There are numerous, almost endless options when it comes to setting up your nymph rig. Our recommendation is to start simple, experiment and refine what works best for you and your Keiryu rod and the waters you fish in. Below are some rig set ups you might consider.

Single Nymph. This is how Keiryu nymphing is done in Japan. There are many advantages to single nymphing: It is simple, there are no tangles, less time is spent rigging and more time fishing (for most us at least). Most importantly, a single nymph is completely free to move about and as a result it drifts more naturally. A few other things to keep in mind:

The Keiryu rod makes it very easy to fish at a higher column by simply raising your rod. Moreover, the impact of a single nymph paired with the light keiryu line is minimal. This means you can cast more frequently without spooking the fish and experiment at different depths.

In-Line Double Rig. This is perhaps the most common double nymph set up. It is easy to do with just a bit of practice. Best of all, it is not tangle prone and it allows the angler to fish both the bottom and middle water column. On the downside the natural drift of the nymphs are sacrificed, especially for the top nymph that is anchored to two lines (with that said, in this set up it is the bottom, dropper fly that typically gets the bite).

The illustration below shows a BH Prince Nymph lead fly with a Zebra Midge dropper fly that has worked extremely well. In other situations, placing a stonefly at the bottom and a soft hackle wet fly at the top (mimicking an emerging mayfly) is a great selection for this set up.

Euro Style Double Rig. This rig is inspired by and builds off the Czech and Polish nymphing set up. Fished in fast water, with a tight line, and a natural drift, this is an extremely effective set-up. A heavy tungsten nymph is the point (bottom) fly.

A favorite set up of mine that has been very effective is pairing an Umpqua “20 incher” jig nymph at bottom (size 10-12) with a smaller (size 16) colorful nymph at the top such as a Bishop’s Dynamite or Czech-mate Sparkle. Below are two options to attach the top fly:

  1. Surgeons Tag Dropper. Create a 7-9” dropper using a quadruple surgeons loop (4 overhand loop knot). Doing this results in a tag line that is perpendicular to the tippet line. Create this dropper by joining your dropper to the tippet line (where you want the dropper located) and execute a quadruple surgeons loop.
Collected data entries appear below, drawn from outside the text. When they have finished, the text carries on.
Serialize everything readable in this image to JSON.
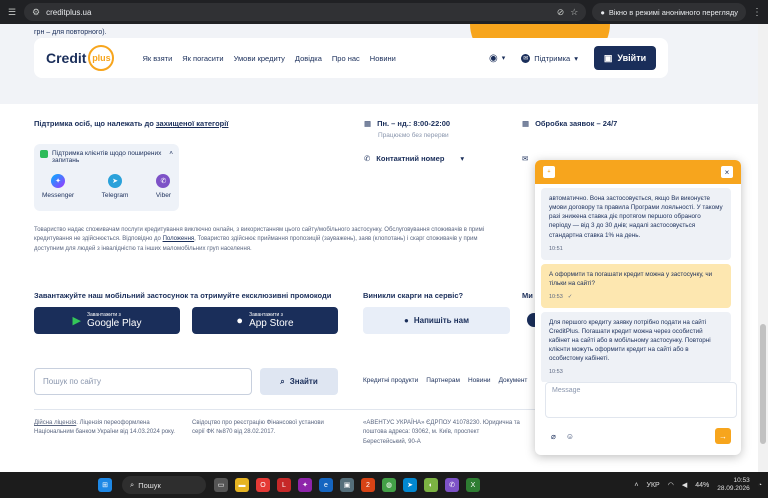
{
  "browser": {
    "url": "creditplus.ua",
    "incognito_label": "Вікно в режимі анонімного перегляду"
  },
  "page": {
    "partial_top_text": "грн – для повторного).",
    "logo": {
      "text": "Credit",
      "mark": "plus"
    },
    "nav": {
      "links": [
        "Як взяти",
        "Як погасити",
        "Умови кредиту",
        "Довідка",
        "Про нас",
        "Новини"
      ],
      "support_label": "Підтримка",
      "login_label": "Увійти"
    },
    "protected": {
      "prefix": "Підтримка осіб, що належать до ",
      "link": "захищеної категорії"
    },
    "hours": {
      "label": "Пн. – нд.: 8:00-22:00",
      "sub": "Працюємо без перерви"
    },
    "contact_label": "Контактний номер",
    "processing_label": "Обробка заявок – 24/7",
    "support_card": {
      "title": "Підтримка клієнтів щодо поширених запитань",
      "messengers": [
        "Messenger",
        "Telegram",
        "Viber"
      ]
    },
    "notice": {
      "line1": "Товариство надає споживачам послуги кредитування виключно онлайн, з використанням цього сайту/мобільного застосунку. Обслуговування споживачів в примі",
      "line2_prefix": "кредитування не здійснюється. Відповідно до ",
      "line2_link": "Положення",
      "line2_suffix": ", Товариство здійснює приймання пропозицій (зауважень), заяв (клопотань) і скарг споживачів у прим",
      "line3": "доступним для людей з інвалідністю та інших маломобільних груп населення."
    },
    "apps": {
      "title": "Завантажуйте наш мобільний застосунок та отримуйте ексклюзивні промокоди",
      "google_small": "Завантажити з",
      "google_big": "Google Play",
      "apple_small": "Завантажити з",
      "apple_big": "App Store"
    },
    "complaints": {
      "title": "Виникли скарги на сервіс?",
      "button": "Напишіть нам"
    },
    "cut_title": "Ми",
    "search": {
      "placeholder": "Пошук по сайту",
      "button": "Знайти"
    },
    "footer_links": [
      "Кредитні продукти",
      "Партнерам",
      "Новини",
      "Документ"
    ],
    "footer": {
      "license_link": "Дійсна ліцензія",
      "license_text": ". Ліцензія переоформлена Національним банком України від 14.03.2024 року.",
      "cert": "Свідоцтво про реєстрацію Фінансової установи серії ФК №870 від 28.02.2017.",
      "company": "«АВЕНТУС УКРАЇНА» ЄДРПОУ 41078230. Юридична та поштова адреса: 03062, м. Київ, проспект Берестейський, 90-А"
    }
  },
  "chat": {
    "messages": [
      {
        "from": "bot",
        "text": "автоматично. Вона застосовується, якщо Ви виконуєте умови договору та правила Програми лояльності. У такому разі знижена ставка діє протягом першого обраного періоду — від 3 до 30 днів; надалі застосовується стандартна ставка 1% на день.",
        "time": "10:51"
      },
      {
        "from": "user",
        "text": "А оформити та погашати кредит можна у застосунку, чи тільки на сайті?",
        "time": "10:53"
      },
      {
        "from": "bot",
        "text": "Для першого кредиту заявку потрібно подати на сайті CreditPlus. Погашати кредит можна через особистий кабінет на сайті або в мобільному застосунку. Повторні клієнти можуть оформити кредит на сайті або в особистому кабінеті.",
        "time": "10:53"
      }
    ],
    "input_placeholder": "Message"
  },
  "taskbar": {
    "search_label": "Пошук",
    "lang": "УКР",
    "battery": "44%",
    "time": "10:53",
    "date": "28.09.2026"
  },
  "colors": {
    "brand_navy": "#1a2e5a",
    "brand_orange": "#f7a51d"
  }
}
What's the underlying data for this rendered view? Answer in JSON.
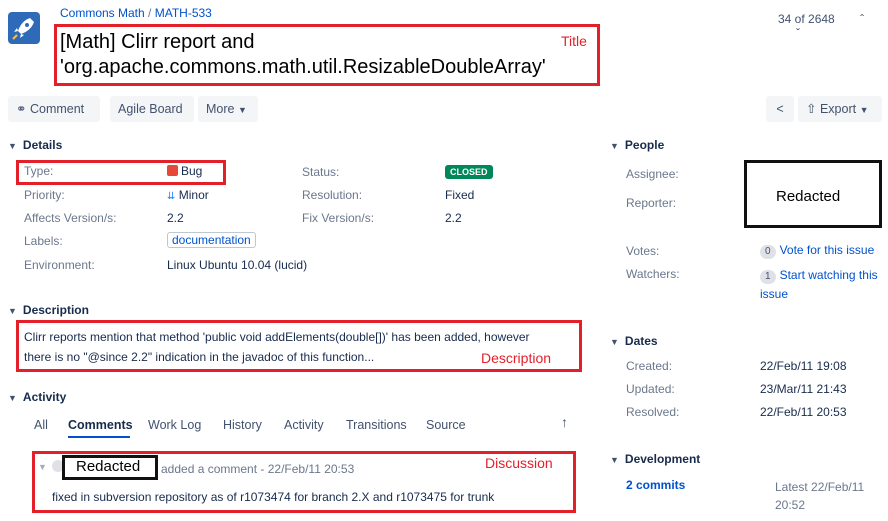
{
  "header": {
    "project": "Commons Math",
    "separator": "/",
    "issue_key": "MATH-533",
    "title_line1": "[Math] Clirr report and",
    "title_line2": "'org.apache.commons.math.util.ResizableDoubleArray'",
    "pager": "34 of 2648"
  },
  "toolbar": {
    "comment": "Comment",
    "agile_board": "Agile Board",
    "more": "More",
    "export": "Export"
  },
  "details": {
    "heading": "Details",
    "type_label": "Type:",
    "type_value": "Bug",
    "priority_label": "Priority:",
    "priority_value": "Minor",
    "affects_label": "Affects Version/s:",
    "affects_value": "2.2",
    "labels_label": "Labels:",
    "labels_value": "documentation",
    "environment_label": "Environment:",
    "environment_value": "Linux Ubuntu 10.04 (lucid)",
    "status_label": "Status:",
    "status_value": "CLOSED",
    "resolution_label": "Resolution:",
    "resolution_value": "Fixed",
    "fix_label": "Fix Version/s:",
    "fix_value": "2.2"
  },
  "description": {
    "heading": "Description",
    "line1": "Clirr reports mention that method 'public void addElements(double[])' has been added, however",
    "line2": "there is no \"@since 2.2\" indication in the javadoc of this function..."
  },
  "activity": {
    "heading": "Activity",
    "tabs": [
      "All",
      "Comments",
      "Work Log",
      "History",
      "Activity",
      "Transitions",
      "Source"
    ],
    "comment_author": "Redacted",
    "comment_meta": "added a comment - 22/Feb/11 20:53",
    "comment_body": "fixed in subversion repository as of r1073474 for branch 2.X and r1073475 for trunk"
  },
  "people": {
    "heading": "People",
    "assignee_label": "Assignee:",
    "reporter_label": "Reporter:",
    "redacted": "Redacted",
    "votes_label": "Votes:",
    "votes_count": "0",
    "votes_link": "Vote for this issue",
    "watchers_label": "Watchers:",
    "watchers_count": "1",
    "watchers_link_1": "Start watching this",
    "watchers_link_2": "issue"
  },
  "dates": {
    "heading": "Dates",
    "created_label": "Created:",
    "created_value": "22/Feb/11 19:08",
    "updated_label": "Updated:",
    "updated_value": "23/Mar/11 21:43",
    "resolved_label": "Resolved:",
    "resolved_value": "22/Feb/11 20:53"
  },
  "development": {
    "heading": "Development",
    "commits": "2 commits",
    "latest_1": "Latest 22/Feb/11",
    "latest_2": "20:52"
  },
  "annotations": {
    "title": "Title",
    "description": "Description",
    "discussion": "Discussion"
  },
  "colors": {
    "annotation_red": "#e3202a",
    "link_blue": "#0052cc",
    "closed_green": "#00875a",
    "bug_red": "#e5493a"
  }
}
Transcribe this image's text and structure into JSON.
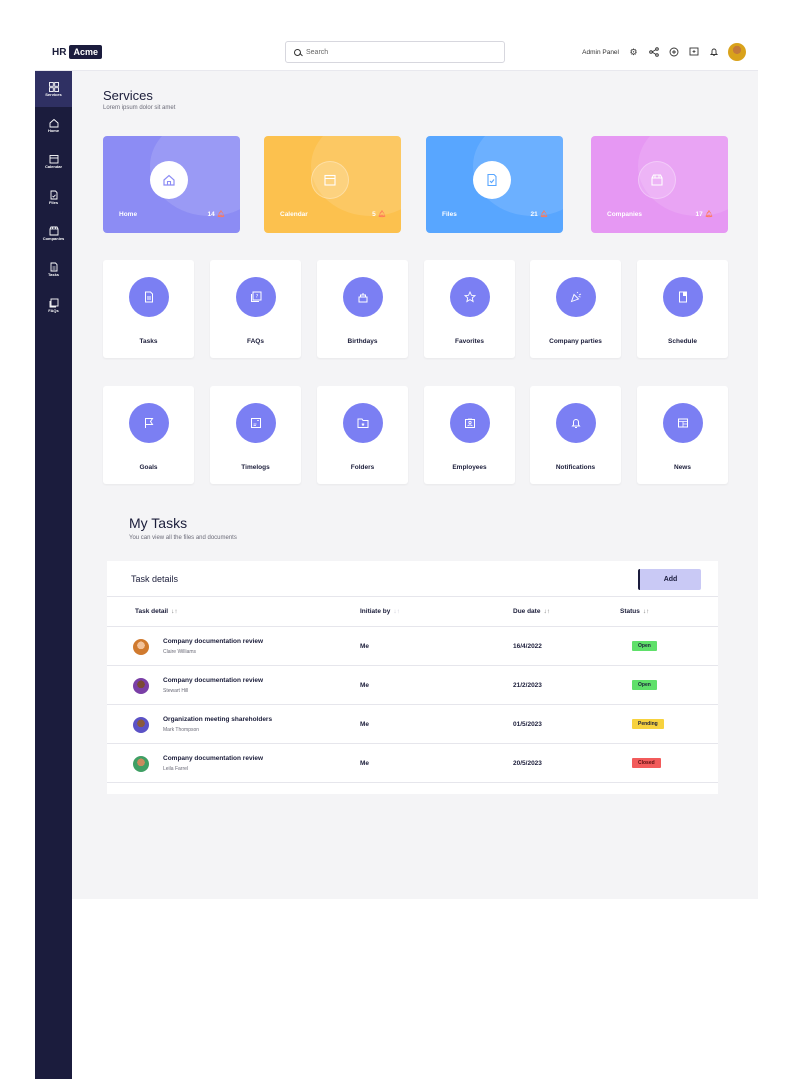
{
  "brand": {
    "prefix": "HR",
    "badge": "Acme"
  },
  "search": {
    "placeholder": "Search"
  },
  "topbar": {
    "admin_label": "Admin Panel",
    "icons": [
      "settings-icon",
      "share-icon",
      "add-icon",
      "message-icon",
      "bell-icon"
    ]
  },
  "sidebar": {
    "items": [
      {
        "label": "Services",
        "icon": "grid-icon",
        "active": true
      },
      {
        "label": "Home",
        "icon": "home-icon"
      },
      {
        "label": "Calendar",
        "icon": "calendar-icon"
      },
      {
        "label": "Files",
        "icon": "file-icon"
      },
      {
        "label": "Companies",
        "icon": "store-icon"
      },
      {
        "label": "Tasks",
        "icon": "task-icon"
      },
      {
        "label": "FAQs",
        "icon": "faq-icon"
      }
    ]
  },
  "services": {
    "title": "Services",
    "subtitle": "Lorem ipsum dolor sit amet"
  },
  "cards": [
    {
      "label": "Home",
      "count": "14",
      "icon": "home-icon",
      "color": "#8c8cf4"
    },
    {
      "label": "Calendar",
      "count": "5",
      "icon": "calendar-icon",
      "color": "#fcc14e"
    },
    {
      "label": "Files",
      "count": "21",
      "icon": "file-icon",
      "color": "#58a6ff"
    },
    {
      "label": "Companies",
      "count": "17",
      "icon": "store-icon",
      "color": "#e698f3"
    }
  ],
  "tiles_row1": [
    {
      "label": "Tasks",
      "icon": "task-icon"
    },
    {
      "label": "FAQs",
      "icon": "faq-icon"
    },
    {
      "label": "Birthdays",
      "icon": "cake-icon"
    },
    {
      "label": "Favorites",
      "icon": "star-icon"
    },
    {
      "label": "Company parties",
      "icon": "party-icon"
    },
    {
      "label": "Schedule",
      "icon": "schedule-icon"
    }
  ],
  "tiles_row2": [
    {
      "label": "Goals",
      "icon": "flag-icon"
    },
    {
      "label": "Timelogs",
      "icon": "timelog-icon"
    },
    {
      "label": "Folders",
      "icon": "folder-icon"
    },
    {
      "label": "Employees",
      "icon": "badge-icon"
    },
    {
      "label": "Notifications",
      "icon": "bell-icon"
    },
    {
      "label": "News",
      "icon": "news-icon"
    }
  ],
  "tasks": {
    "title": "My Tasks",
    "subtitle": "You can view all the  files and documents",
    "panel_title": "Task details",
    "add_label": "Add",
    "columns": [
      "Task detail",
      "Initiate by",
      "Due date",
      "Status"
    ],
    "rows": [
      {
        "task": "Company documentation review",
        "person": "Claire Williams",
        "initiated": "Me",
        "due": "16/4/2022",
        "status": "Open",
        "status_color": "#5fe06a",
        "avatar_color": "#d07a2e"
      },
      {
        "task": "Company documentation review",
        "person": "Stewart Hill",
        "initiated": "Me",
        "due": "21/2/2023",
        "status": "Open",
        "status_color": "#5fe06a",
        "avatar_color": "#7a3fa6"
      },
      {
        "task": "Organization meeting shareholders",
        "person": "Mark Thompson",
        "initiated": "Me",
        "due": "01/5/2023",
        "status": "Pending",
        "status_color": "#f7d23e",
        "avatar_color": "#5b52c6"
      },
      {
        "task": "Company documentation review",
        "person": "Leila Farrel",
        "initiated": "Me",
        "due": "20/5/2023",
        "status": "Closed",
        "status_color": "#f25b5b",
        "avatar_color": "#3f9f64"
      }
    ]
  }
}
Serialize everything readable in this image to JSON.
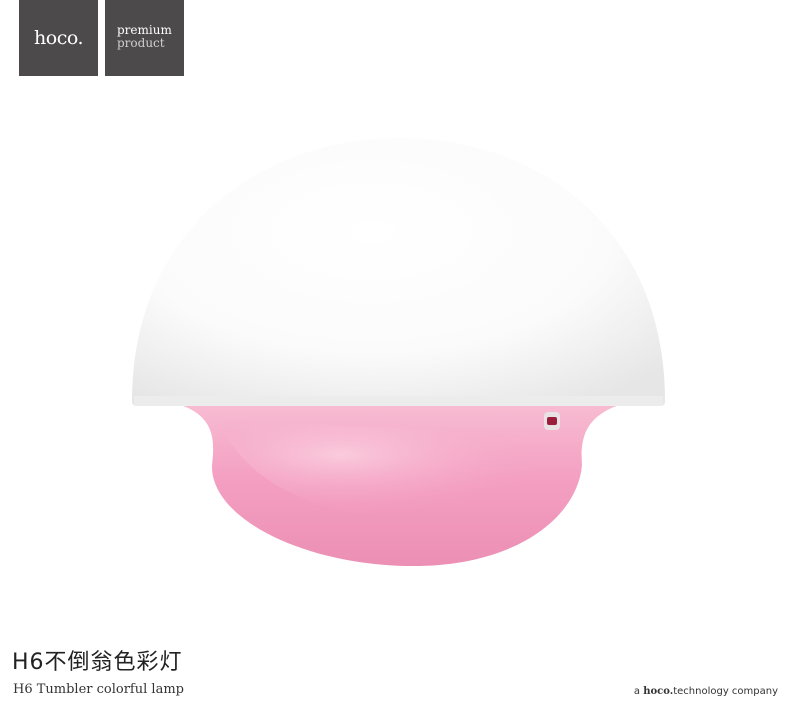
{
  "brand": {
    "logo_text": "hoco.",
    "premium_line1": "premium",
    "premium_line2": "product"
  },
  "product": {
    "title_cn": "H6不倒翁色彩灯",
    "title_en": "H6 Tumbler colorful lamp"
  },
  "footer": {
    "company_prefix": "a ",
    "company_brand": "hoco.",
    "company_suffix": "technology company"
  },
  "colors": {
    "badge_bg": "#4d4a4b",
    "dome": "#ffffff",
    "base_pink": "#f4a3c4"
  }
}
Cut the small tag and attached the fly on the long tag.

  2. Surgeons Loop Knot Dropper (shown below). Create a 7-9” dropper using a regular surgeons loop at one end. Place the loop under the main tippet line where you want the dropper to go and pass the line through it and then cinch the knot tightly closed. Note - because this is a loop knot, it will slide on the tippet line, therefore add a simple overhand knot beneath and above the dropper to prevent it from sliding up or down. Like the surgeon’s tag, this dropper protrudes perpendicular to the line, however, it is more rigid, doing a better job of keeping the dropper line away from the main tippet line and reducing tangles.